Indian Hill has one of the largest computer complexes in the Middle West. One interesting project of use to researchers is the "audio response system," a talking computer. Scientists can dial a coded number on a special phone and an eerie, computerized voice will tell them the status of the particular project they are working on.

Alexander Graham Bell once said, "Great discoveries and improvements invariably involve the cooperation of many minds." A lot of brainpower went into developing the Number 4 Electronic Switching System. Indian Hill has a staff of more than 2,000, and of these about 700 are technical people — engineers, various kinds of scientists and electronics and computer experts. Of the technical people, about 460 have their master's degree and about 120 have their Ph.D. There are also 400 people at Indian Hill who are under the direct employment of Western Electric. There is a Western Electric plant in nearby Lisle. The total payroll for the Indian Hill Lab is more than $31 million per year.

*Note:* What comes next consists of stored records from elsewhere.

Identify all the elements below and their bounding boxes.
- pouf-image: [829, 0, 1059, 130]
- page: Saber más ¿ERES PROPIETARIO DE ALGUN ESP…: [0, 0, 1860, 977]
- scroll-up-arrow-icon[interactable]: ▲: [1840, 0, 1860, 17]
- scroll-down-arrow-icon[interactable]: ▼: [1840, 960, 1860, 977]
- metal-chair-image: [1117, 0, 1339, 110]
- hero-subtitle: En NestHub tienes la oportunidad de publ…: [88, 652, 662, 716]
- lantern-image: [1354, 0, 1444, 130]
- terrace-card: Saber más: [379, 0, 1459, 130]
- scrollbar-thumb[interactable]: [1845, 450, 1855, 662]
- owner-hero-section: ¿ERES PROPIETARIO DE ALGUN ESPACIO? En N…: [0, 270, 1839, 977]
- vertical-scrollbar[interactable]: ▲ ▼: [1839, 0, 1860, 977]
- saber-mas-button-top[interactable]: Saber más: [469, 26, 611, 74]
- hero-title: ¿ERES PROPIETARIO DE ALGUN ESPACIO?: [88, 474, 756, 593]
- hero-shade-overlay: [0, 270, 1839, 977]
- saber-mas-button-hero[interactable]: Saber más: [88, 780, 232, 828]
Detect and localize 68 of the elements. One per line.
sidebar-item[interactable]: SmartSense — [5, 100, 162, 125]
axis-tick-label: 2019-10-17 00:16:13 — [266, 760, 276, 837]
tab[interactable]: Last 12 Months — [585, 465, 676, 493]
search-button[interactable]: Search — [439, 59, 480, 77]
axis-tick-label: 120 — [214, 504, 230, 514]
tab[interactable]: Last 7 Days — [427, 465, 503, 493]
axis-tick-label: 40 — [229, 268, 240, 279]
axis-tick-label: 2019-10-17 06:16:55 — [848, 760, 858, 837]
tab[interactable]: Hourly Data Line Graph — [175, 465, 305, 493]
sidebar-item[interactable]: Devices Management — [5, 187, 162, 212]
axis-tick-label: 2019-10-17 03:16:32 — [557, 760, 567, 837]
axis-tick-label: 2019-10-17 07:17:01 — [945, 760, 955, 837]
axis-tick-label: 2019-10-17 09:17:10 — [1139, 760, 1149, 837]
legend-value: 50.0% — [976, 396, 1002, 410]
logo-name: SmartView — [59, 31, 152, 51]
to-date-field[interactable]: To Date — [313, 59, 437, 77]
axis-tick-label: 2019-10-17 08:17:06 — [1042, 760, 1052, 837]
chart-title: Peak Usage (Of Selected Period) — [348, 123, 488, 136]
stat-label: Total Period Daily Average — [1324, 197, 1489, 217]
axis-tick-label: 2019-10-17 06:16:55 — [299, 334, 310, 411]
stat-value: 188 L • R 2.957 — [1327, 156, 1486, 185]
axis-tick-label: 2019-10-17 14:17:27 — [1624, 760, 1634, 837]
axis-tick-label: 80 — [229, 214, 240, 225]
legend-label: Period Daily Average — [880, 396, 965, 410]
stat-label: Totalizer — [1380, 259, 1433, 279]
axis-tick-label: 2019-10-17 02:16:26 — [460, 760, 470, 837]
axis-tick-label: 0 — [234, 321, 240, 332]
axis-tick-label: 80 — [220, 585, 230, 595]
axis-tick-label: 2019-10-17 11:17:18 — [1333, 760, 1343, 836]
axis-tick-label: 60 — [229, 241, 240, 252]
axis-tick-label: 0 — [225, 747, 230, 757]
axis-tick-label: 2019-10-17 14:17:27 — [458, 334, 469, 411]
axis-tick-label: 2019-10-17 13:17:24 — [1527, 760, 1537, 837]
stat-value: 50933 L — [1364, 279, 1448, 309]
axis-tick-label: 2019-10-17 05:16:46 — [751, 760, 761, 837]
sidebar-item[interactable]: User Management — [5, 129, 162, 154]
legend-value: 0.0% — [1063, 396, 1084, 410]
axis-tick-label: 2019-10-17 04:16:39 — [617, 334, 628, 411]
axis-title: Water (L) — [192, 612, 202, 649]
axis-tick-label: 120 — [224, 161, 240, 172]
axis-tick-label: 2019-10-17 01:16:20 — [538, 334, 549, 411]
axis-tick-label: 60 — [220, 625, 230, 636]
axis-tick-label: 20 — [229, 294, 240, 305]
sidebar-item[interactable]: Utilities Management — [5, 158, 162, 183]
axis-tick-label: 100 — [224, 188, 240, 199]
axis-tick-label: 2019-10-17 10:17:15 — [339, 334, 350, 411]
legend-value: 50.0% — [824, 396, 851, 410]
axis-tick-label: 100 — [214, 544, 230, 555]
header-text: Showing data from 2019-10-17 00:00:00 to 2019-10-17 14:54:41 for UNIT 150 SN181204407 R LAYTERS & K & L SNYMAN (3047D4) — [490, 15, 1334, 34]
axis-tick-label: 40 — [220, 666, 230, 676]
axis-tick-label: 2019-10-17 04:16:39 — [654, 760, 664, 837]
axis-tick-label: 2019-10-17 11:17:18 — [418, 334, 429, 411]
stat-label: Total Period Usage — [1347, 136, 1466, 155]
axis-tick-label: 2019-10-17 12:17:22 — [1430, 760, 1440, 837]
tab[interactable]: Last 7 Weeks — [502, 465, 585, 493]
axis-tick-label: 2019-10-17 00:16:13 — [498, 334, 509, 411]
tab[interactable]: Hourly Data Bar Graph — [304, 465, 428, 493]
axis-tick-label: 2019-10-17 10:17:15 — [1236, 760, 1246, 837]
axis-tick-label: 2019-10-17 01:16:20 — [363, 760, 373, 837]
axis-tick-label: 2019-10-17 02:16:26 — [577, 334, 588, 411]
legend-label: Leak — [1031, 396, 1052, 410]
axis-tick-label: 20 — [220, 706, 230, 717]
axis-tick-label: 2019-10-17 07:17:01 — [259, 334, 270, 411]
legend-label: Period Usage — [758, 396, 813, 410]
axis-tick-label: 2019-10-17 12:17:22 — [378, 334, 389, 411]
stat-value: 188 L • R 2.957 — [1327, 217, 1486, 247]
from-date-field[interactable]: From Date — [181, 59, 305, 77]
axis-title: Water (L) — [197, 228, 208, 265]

Although there are no official statistics, Naperville Mayor Chester J. Rybicki says that close to half of the Lab employees live in and around Naperville. Says Mayor Rybicki: "It's truly a great company with great people. Any community where a Bell Lab is located will have nothing but advantages. The company officials are among the most cooperative of any people you could associate with. They've also involved themselves with Naperville civic events. There are Lab people on the City Plan Commission and on the Economic Development Commission which is trying to attract other industry to Naperville. The Lab even held an open house so that the people of Naperville could see what's going on."

Long term goals
What does the Indian Hill Lab hope to accomplish in the future? Of the 776 telephone prefixes in Illinois, 168 are served by ESS. Yet, in 1976, only 20 per cent of Illinois Bell customers have access to the service. "One of our long-term goals," said Behne, "is to have a national all-electronic network sometime after the year 2000. We also plan on making the phone even more versatile and we hope to do the best we can with telephone costs."

The experimentation and refinements of ESS at Indian Hill would certainly meet with Alexander Graham Bell's approval. It was 100 years ago that he predicted: "In the future wires will unite cities, and a person in one part of the country will communicate with another in a distant place."